An arch-conservative American cardinal has denied that his sudden posting to Guam is a punishment from Pope Francis for a satirical publication released last week to skewer the pontiff’s liberal views.
In a fake paper designed to look like the official Vatican newspaper, conservative Catholics mocked the pope, even including a phony interview with him.
In the wake of the incident, the Vatican dispatched Cardinal Raymond Leo Burke to Guam to be the judge at a trial of an archbishop who was removed from office last year after several allegations of child sex abuse. Burke insisted the trial will likely be finished by the summer and told Mediaset in Italy that the posting was normal and not a punishment from the pope, though the two men have clashed in the past.
Burke is friends with Donald Trump’s top aide Steve Bannon, the New York Times reported earlier this month. They’re both members of an emboldened Catholic power base — self-described “rad trads,” or radical traditionalists — pushing for a stricter interpretation of church teachings, according to the Times. The pope, on the other hand, is one of the more liberal pontiffs of the last several decades. He preaches compassion, has encouraged protesting to achieve justice, is concerned about climate change and has attacked policies of the Trump administration without mentioning the president’s name.
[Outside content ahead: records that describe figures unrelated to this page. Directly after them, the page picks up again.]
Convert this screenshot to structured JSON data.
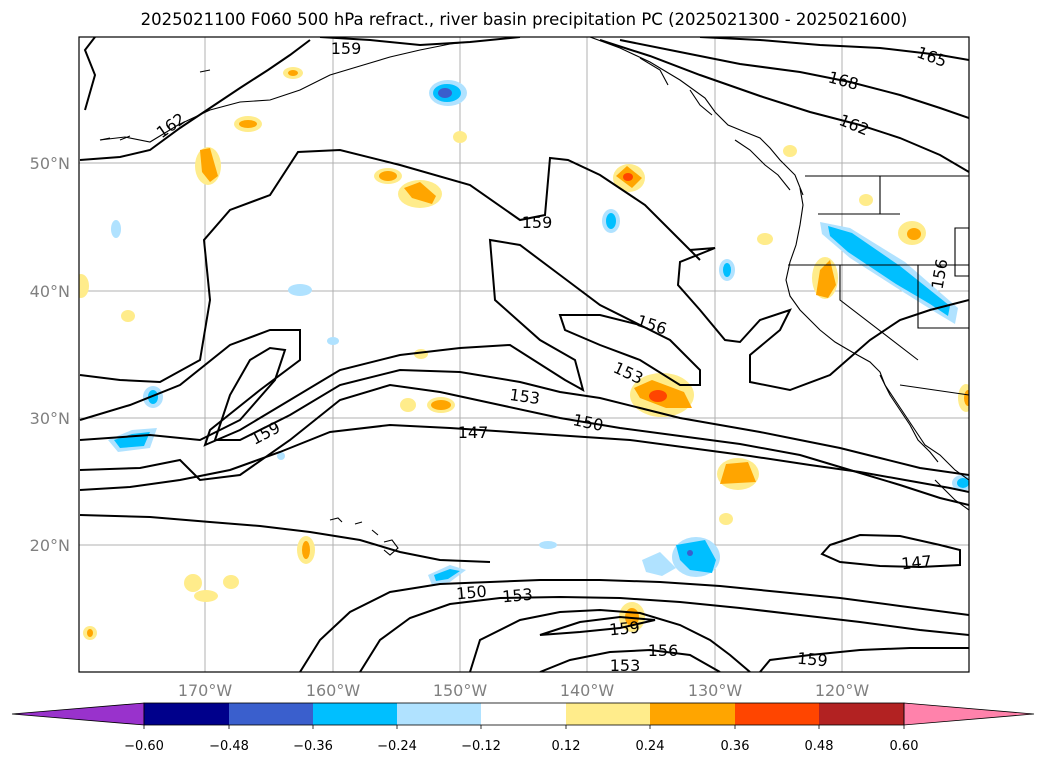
{
  "title": "2025021100 F060 500 hPa refract., river basin precipitation PC (2025021300 - 2025021600)",
  "map": {
    "lat_labels": [
      "50°N",
      "40°N",
      "30°N",
      "20°N"
    ],
    "lon_labels": [
      "170°W",
      "160°W",
      "150°W",
      "140°W",
      "130°W",
      "120°W"
    ],
    "contour_labels": [
      "159",
      "162",
      "165",
      "168",
      "162",
      "159",
      "156",
      "153",
      "153",
      "150",
      "147",
      "159",
      "150",
      "153",
      "159",
      "156",
      "153",
      "159",
      "147",
      "156"
    ],
    "colors": {
      "contour": "#000000",
      "grid": "#b0b0b0",
      "tick_label": "#808080"
    }
  },
  "colorbar": {
    "colors": [
      "#9932cc",
      "#00008b",
      "#3a5fcd",
      "#00bfff",
      "#b0e2ff",
      "#ffffff",
      "#ffec8b",
      "#ffa500",
      "#ff4500",
      "#b22222",
      "#ff82ab"
    ],
    "tick_labels": [
      "−0.60",
      "−0.48",
      "−0.36",
      "−0.24",
      "−0.12",
      "0.12",
      "0.24",
      "0.36",
      "0.48",
      "0.60"
    ]
  }
}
Burke recently angered the pope after reportedly demanding the suspension of a leader of a traditionally conservative Catholic charity organization, the Knights of Malta, for arranging the distribution of free condoms in Myanmar. He was also one of four cardinals who issued a written challenge to Pope Francis asking him to further explain his teaching on family life, “Amoris Laetitia” ― which the fake Vatican paper ridiculed as well.
The trial Burke is set to preside over in Guam is already experiencing trouble. An altar boy who had accused the local archbishop of sex abuse has refused to take the stand, the Catholic News Agency reported.
His lawyer complained that the boy would be intimidated at the hearing because he would be surrounded and questioned by Catholic priests acting as the defense attorney, the prosecutor and the judge — yet the boy’s lawyer would not be allowed to be present to advise his client.
Advocates for victims of priest sex abuse complained about the choice of Burke for the case. They said the conservative cardinal has in other cases “consistently defended accused clergy and played hardball with victims,” Anne Barrett Doyle, a co-director of BishopAccountability.org told the Pacific Daily News.